The La-5's top speed and acceleration were comparable to Luftwaffe fighters at low altitude. The La-5FN roll rate was slightly higher than the Messerschmitt Bf 109; the Bf 109 was slightly faster, and had higher climb and turn rates.[2] The La-5FN climbed slightly faster and had a smaller turn radius than the Focke-Wulf Fw 190A-8. However, the Fw 190A-8 was faster at all altitudes and had significantly better dive performance and a superior roll-rate. Lerche advised Fw 190 pilots to draw the La-5FN to higher altitudes, escape attacks by diving followed by a high-speed shallow climb, and avoid prolonged turning engagements. Both German fighters had superior performance at all altitudes when using MW 50 fuel.


The most serious La-5 defects were the engine's thermal isolation, lack of cockpit ventilation, and a canopy that was impossible to open at speeds over 350 km/h. Furthermore, poor engine compartment insulation allowed exhaust gas to enter the cockpit; in response, pilots frequently ignored orders by flying with open canopies.[3] 

Soviet pilots were generally satisfied with the La-5. "That was an excellent fighter with two cannons and a powerful air-cooled engine", recalled pilot Viktor M. Sinaisky. "The first La-5s from the Tbilisi factory were slightly inferior, while the last ones from the Gorki plant, which came to us from Ivanovo, were perfect. At first we received regular La-5s, but then we got new ones containing the ASh-82FN engine with direct injection of fuel into the cylinders.

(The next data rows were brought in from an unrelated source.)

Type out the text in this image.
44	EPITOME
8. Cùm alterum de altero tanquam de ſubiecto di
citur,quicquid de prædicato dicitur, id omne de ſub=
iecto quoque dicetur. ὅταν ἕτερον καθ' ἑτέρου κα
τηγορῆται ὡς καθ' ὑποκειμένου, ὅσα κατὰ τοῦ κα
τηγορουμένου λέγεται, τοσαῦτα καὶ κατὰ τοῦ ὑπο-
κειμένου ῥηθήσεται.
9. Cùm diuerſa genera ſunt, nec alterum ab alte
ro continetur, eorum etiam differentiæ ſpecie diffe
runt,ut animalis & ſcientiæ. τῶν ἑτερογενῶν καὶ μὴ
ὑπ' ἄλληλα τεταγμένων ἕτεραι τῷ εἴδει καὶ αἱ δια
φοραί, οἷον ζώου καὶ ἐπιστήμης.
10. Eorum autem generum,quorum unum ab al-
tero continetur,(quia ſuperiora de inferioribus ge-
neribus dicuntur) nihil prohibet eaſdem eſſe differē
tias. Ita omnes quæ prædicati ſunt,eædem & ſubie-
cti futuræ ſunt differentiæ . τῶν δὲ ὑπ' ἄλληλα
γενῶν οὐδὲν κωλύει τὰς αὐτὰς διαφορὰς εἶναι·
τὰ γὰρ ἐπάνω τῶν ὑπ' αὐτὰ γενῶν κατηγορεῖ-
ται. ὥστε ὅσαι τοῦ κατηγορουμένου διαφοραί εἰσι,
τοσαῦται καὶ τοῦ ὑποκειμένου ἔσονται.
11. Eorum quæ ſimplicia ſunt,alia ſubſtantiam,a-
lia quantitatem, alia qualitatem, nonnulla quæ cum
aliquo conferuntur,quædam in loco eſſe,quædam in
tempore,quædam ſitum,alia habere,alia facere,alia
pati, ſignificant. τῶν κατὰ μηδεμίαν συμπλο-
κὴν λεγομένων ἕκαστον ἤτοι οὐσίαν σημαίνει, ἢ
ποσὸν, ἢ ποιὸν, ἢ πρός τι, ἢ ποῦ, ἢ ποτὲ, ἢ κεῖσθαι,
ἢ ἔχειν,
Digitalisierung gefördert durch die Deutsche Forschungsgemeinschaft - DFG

It was perfected and had better maneuverability, acceleration, speed and climb rate compared to the early variants. Everyone was in love with the La-5. It was easy to maintain, too."[4]


Nevertheless, La-5 losses were high, the highest of all fighters in service in USSR, excepting those of the Yak-1. In 1941–45, VVS KA lost 2,591 La-5s: 73 in 1942, 1,460 in 1943, 825 the following year, and 233 in 1945.[5] 

Operational history 

The La-5F arrived at the frontline in February 1943. It was able to challenge the Bf 109G-2 and the Fw 190A-4 on more or less equal terms, while at tree-top height it was even faster. One of the most successful La-5 units was 5th Guards Fighter Aviation Regiment, that flew 3,802 combat sorties, claiming 128 enemy aircraft shot down while losing 52 Lavochkins.[6]